Lot 40
FRANK HANS JOHNSTON, O.S.A., A.R.C.A.
Additional Images
Provenance:
Private Collection, Toronto
Literature:
Roger Burford Mason, A Grand Eye for Glory: The Life of Franz Johnston, Dundurn Press, Toronto/Oxford, 1998, page 62.
Note:
Burford astutely notes Johnston's reputation as a painter who excelled in capturing "the elusive beauty of light effects.” Remarking on his northern paintings, Burford suggests: "Perhaps the thrill of danger and the isolation were an integral and necessary part of Johnston's heady experience of painting the northland; numerous stories circulated in the press and among Toronto's artistic community of his being lost in snow, or in impenetrable bush, or being snowed in with diminishing supplies.
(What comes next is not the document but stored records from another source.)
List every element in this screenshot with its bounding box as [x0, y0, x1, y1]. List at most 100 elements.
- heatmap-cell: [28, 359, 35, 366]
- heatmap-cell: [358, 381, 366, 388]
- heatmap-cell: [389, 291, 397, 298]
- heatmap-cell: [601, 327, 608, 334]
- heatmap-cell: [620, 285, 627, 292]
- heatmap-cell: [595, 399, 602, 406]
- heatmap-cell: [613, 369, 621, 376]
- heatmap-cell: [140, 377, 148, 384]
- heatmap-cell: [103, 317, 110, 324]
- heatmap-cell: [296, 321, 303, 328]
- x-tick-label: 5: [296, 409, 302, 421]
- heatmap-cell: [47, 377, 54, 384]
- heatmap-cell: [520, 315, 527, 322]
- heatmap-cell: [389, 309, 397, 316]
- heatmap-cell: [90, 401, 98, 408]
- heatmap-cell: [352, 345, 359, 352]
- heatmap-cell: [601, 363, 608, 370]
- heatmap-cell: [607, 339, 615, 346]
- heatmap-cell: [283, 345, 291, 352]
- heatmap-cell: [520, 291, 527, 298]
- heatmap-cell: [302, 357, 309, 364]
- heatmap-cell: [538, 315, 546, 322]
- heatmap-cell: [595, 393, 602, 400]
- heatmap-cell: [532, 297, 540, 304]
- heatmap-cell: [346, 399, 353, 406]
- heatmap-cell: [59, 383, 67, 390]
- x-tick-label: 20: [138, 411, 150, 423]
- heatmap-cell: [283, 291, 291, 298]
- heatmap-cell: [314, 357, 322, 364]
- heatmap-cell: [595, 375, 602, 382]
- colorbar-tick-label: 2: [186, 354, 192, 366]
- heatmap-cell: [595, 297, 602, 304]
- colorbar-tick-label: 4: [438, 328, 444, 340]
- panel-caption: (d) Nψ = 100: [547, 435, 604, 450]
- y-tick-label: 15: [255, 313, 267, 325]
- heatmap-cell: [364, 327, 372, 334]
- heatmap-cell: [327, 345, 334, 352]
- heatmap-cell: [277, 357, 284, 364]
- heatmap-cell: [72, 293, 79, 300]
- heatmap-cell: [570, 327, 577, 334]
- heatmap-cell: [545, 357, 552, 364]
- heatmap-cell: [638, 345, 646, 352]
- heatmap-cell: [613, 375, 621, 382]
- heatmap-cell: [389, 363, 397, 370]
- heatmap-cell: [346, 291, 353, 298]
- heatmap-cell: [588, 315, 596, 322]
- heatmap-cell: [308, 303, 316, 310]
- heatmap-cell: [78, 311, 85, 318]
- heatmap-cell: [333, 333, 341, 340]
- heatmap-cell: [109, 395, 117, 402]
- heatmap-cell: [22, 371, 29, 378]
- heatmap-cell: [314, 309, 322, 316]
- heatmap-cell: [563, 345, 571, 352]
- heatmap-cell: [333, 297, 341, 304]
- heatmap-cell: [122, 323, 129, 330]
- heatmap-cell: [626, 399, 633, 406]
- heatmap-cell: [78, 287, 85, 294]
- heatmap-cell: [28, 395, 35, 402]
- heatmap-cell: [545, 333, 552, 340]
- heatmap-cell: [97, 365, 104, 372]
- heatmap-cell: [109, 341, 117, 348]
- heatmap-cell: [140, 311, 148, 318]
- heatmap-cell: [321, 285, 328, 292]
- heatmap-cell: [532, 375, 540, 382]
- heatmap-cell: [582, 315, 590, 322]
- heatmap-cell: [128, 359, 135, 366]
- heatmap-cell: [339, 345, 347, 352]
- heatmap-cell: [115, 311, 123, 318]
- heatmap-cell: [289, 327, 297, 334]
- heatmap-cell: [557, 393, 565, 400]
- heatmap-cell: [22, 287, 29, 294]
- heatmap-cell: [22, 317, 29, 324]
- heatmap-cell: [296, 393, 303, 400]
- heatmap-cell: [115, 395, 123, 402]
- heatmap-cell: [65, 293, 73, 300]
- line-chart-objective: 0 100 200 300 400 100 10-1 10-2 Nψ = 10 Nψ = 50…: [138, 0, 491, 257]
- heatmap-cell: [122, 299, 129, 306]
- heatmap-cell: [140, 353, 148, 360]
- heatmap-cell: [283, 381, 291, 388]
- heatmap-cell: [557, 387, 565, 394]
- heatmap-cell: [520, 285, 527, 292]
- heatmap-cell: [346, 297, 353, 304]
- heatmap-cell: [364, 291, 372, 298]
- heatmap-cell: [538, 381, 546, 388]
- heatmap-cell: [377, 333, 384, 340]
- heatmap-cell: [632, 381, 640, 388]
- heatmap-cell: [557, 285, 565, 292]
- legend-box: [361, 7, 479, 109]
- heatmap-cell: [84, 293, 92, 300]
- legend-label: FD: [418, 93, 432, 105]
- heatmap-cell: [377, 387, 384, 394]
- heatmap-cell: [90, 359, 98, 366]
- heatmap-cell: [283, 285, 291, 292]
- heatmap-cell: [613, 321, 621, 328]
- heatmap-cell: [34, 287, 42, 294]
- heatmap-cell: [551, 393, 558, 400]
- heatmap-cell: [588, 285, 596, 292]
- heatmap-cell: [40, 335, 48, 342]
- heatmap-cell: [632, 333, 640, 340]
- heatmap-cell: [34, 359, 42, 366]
But whatever the case, he continued to study the nature of snow and light in painting trips in northern Quebec, and in the country around Lake Nipigon, throughout the 1930s, through which he developed his very special facility for painting the effect of light and shadow on snow, a theme which informs some of his most popular work from that period." Whether the stories of northern hardship were authentic or a clever marketing tool, paintings such as this lot, nevertheless, irrefutably exemplify Johnston's mastery of the effects of light and shadow on snow.